30.03.2009
Sans titre
Parce que la viande était à point rôtie
Parce que le journal détaillait un viol
Parce que sur sa gorge ignoble et mal bâtie
La servante oublia de boutonner son col
Parce que, d'un lit grand comme une sacristie,
Il voit sur la pendule un couple antique et fol
Et qu'il n'a pas sommeil et que sans modestie
Sa jambe sous le drap frôle une jambe au vol
Un niais met sous lui sa femme froide et sèche
Contre son bonnet blanc frotte son casque à mèches
Et travaille en soufflant inexorablement
Et de ce qu'une nuit sans rage et sans tempête
Ces deux êtres se sont accouplés en dormant
O Shakespeare, et toi Dante ! il peut naître un poète.
Stéphane Mallarmé - Gallimard NRF/Poésies 1998 - Page 156
10:47 Publié dans Acompte d'auteur | Lien permanent | Commentaires (5) | Tags : littérature | Facebook | Bertrand REDONNET
Commentaires
Rien à Faire pour "le vol de corbeaux" d'Enrico Morovich. Solin-Actes Sud ne m'autorisent pas à mettre le texte en lignes. (C'est d'autant plus dommage que j'ai la nette impression que ce livre tombe dans l'oubli) Mais tu vois, ce qu'il y a d'étrange, c'est que je comptais illustrer le texte avec le portrait de Mallarmé par Gauguin, où on découvre... Je te le donnes dans le mille : un corbeau...
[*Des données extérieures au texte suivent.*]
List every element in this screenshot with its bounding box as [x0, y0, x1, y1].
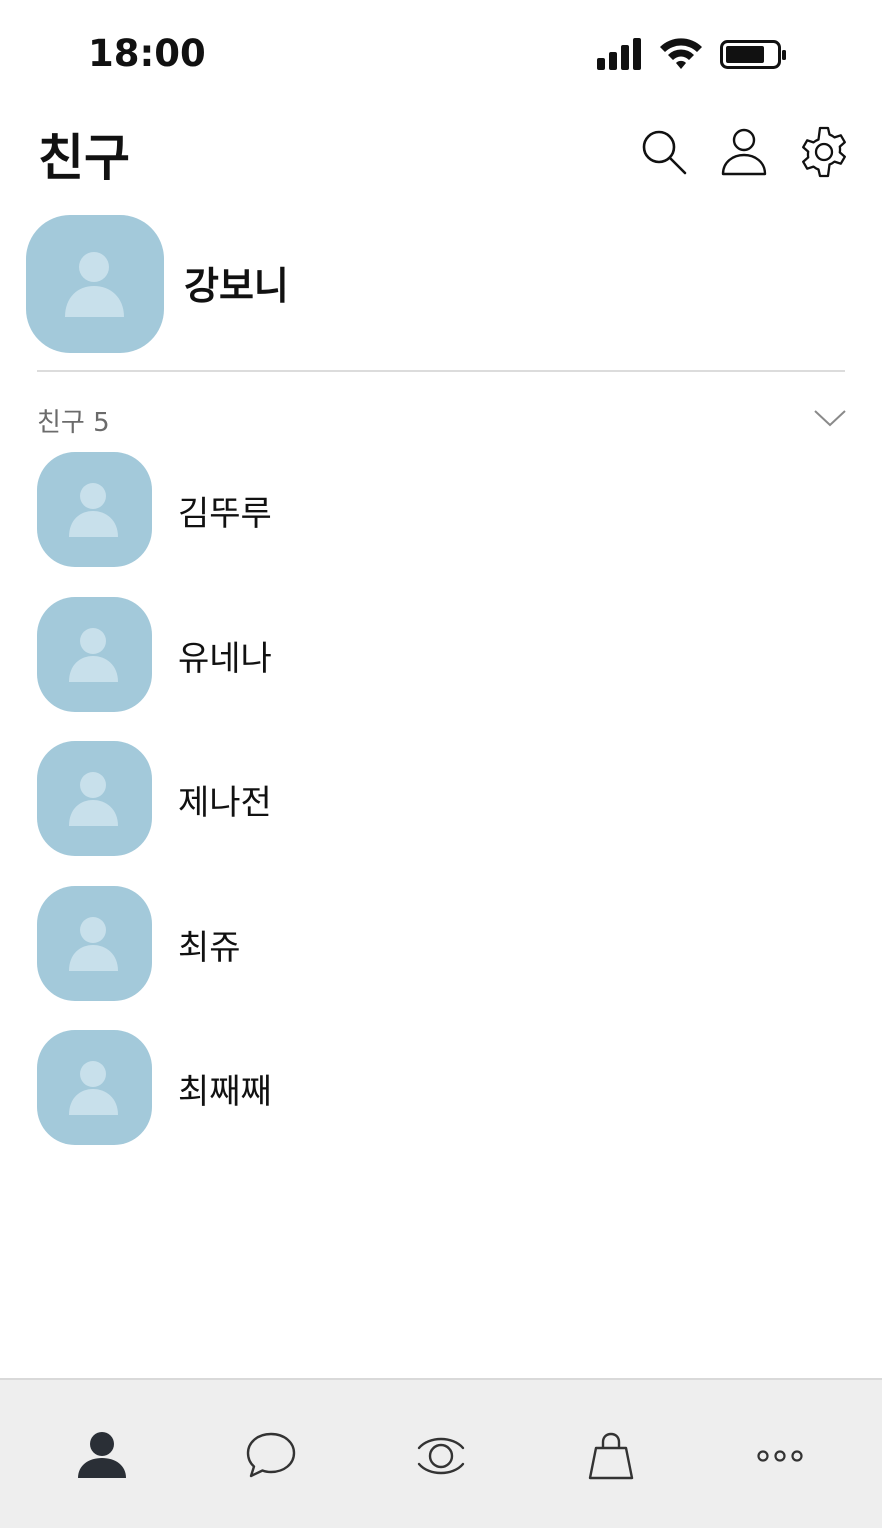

Cliquer sur le lien pour le reluquer.
Écrit par : Stéphane Prat | 30.03.2009
Salut Stéphane,
Très beau en effet et la traduction de Mallarmé (Poe) reste aussi un chef d'oeuvre du genre
Tu vois, le pataquès dans ces histoires de droit de diffusion, c'est ça : au lieu de protéger et de faire vivre un texte, cette législation obsolète contribue à tuer l'oeuvre.
François Bon sur "le tiers livre" avait dû retirer des textes d'Artaud à redécouvrir, des textes qu'il portait aussi à la connaissance d'étudiants dans ses ateliers d'écriture, sur l'injonction d'un des ayants droit du poète...Lamentable ! Effet inverse obtenu..
Amitié au Manchot-Epaulard, que je recommande, en passant, à mes lecteurs, lectrices ici...
Écrit par : Bertrand | 31.03.2009
Oui,je pense que je ne pouvais que servir l'auteur.
Mais en fait, il y avait méprise de ma part, et c'est pourquoi j'ai dû demander l'autorisation officielle : comme ces "Miracles quotidiens" se déroulent à Fiume dans les années 20, (Rijeka, aujourd'hui, Croatie), récits écrits et publiés avant-guerre (1936, 1938) à Florence, et dont le style d'écriture, très simple, paraît miraculeux et ne trouve pas d'équivalent, actuellement, je situais cet auteur plus loin de nous qu'il ne l'était réellement (il n'a disparu qu'en 1994!... Mais il écrivait déjà dans les années 20, 30...) La question des droits de reproduction est donc compréhensible. Mais il ne m'en semble pas moins oublié. (Même si les éd. Verdier s'intéressent à nouveau à lui.)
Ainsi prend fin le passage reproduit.